Pelos vistos há pessoas que gostariam de comprar a morada eterna no cemitério onde a minha avó tem a mãe dela (e eu os meus avós paternos, o meu pai e alguns amigos) mas parece que já não há espaço para mais gente.
As pessoas que passam recibos 08111 cavam buracos para extrair mármore, que depois vai tapar outros buracos. Isto anda mesmo tudo ligado.
Ah, e diz que no Canadá se constroem mansões com mármore de Portugal. Eu nunca fui ao Canadá, mas a casa dessa minha ex. amiga, que nasceu lá, era uma mansão rodeada de mármore por todos os lados.
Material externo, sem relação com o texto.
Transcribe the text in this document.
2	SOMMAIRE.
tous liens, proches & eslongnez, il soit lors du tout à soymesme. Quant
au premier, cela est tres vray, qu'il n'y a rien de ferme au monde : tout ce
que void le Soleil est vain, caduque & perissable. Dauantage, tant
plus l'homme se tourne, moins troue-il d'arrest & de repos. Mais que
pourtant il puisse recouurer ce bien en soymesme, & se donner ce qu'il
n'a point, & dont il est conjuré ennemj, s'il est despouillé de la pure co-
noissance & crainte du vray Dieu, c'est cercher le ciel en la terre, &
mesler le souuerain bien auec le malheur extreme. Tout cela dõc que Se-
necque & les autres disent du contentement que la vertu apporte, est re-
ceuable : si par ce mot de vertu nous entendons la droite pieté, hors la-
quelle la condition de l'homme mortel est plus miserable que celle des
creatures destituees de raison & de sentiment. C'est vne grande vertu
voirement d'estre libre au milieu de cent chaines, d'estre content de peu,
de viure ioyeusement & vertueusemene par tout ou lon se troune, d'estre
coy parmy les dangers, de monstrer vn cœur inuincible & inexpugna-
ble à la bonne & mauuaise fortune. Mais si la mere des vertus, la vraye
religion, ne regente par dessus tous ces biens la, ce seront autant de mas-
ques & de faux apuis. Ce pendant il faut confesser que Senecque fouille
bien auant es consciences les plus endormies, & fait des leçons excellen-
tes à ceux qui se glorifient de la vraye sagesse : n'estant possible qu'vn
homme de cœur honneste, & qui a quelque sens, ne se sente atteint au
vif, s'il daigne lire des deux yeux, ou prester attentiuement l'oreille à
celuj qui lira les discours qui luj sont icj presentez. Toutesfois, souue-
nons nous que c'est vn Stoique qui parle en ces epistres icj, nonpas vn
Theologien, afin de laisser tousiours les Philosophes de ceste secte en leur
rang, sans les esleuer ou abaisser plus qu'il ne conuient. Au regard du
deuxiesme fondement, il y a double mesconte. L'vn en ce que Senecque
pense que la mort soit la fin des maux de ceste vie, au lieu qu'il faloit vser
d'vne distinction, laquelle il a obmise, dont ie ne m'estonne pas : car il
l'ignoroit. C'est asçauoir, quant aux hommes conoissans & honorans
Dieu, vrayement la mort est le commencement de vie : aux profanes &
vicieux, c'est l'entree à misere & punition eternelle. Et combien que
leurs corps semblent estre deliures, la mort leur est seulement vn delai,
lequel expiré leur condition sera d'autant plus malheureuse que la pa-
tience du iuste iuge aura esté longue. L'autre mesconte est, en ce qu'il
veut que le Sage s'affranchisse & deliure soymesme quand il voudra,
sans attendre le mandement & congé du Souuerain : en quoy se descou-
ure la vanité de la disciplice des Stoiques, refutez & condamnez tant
* Esta colaboração com o lifecooler ultrapassou todas as minhas expectativas e isso é uma coisa quase rara nos dias que correm.

Viagens no tempo

3.12.14
Um dia destes vou acordar e vou perceber tudo. Algures numa dimensão paralela parece-me que já lá cheguei.
Desde muito pequena que tenho a sensação que consigo ver-me do futuro mas só muito mais tarde me apercebi que quando precisava de dirigir preces a alguém era a mim que o fazia. Ao "eu" que já lá tinha chegado, às respostas, ao conhecimento (devo estar lá a gritar NÃO SEJAS EGOCÊNTRICA).
As viagens no tempo sempre fizeram muito sentido para mim (bem, há um dos exterminadores implacáveis que baralham um bocado a coisa). A superação da ignorância também. Nem que seja para chegarmos à conclusão que é melhor vivermos mergulhados nela.
Um dia, dizia, vou acordar e perceber tudo mas hoje não foi esse dia. Hoje dormi até tarde, o ombro e o braço direito continuam a doer-me, o pão com ameixas e figos acabou e ainda não aprendi nada hoje. Mas o dia ainda mal começou.

Surpresas

1.12.14
Rabisquei num papel que o amor pelos meus filhos é um pano cru, sem fatos de domingos, ou lençóis bordados. Devia estar bêbeda, porque não sei o que quer dizer.
Surpreendeu-me chegar a casa, quatro dias depois, e notar a falta que lhes fiz. O Isaac chorou agarrado a mim na estação de comboios. Sou a amora (feminino de amor) deles.
Surpreende-me sempre as pessoas gostarem de mim.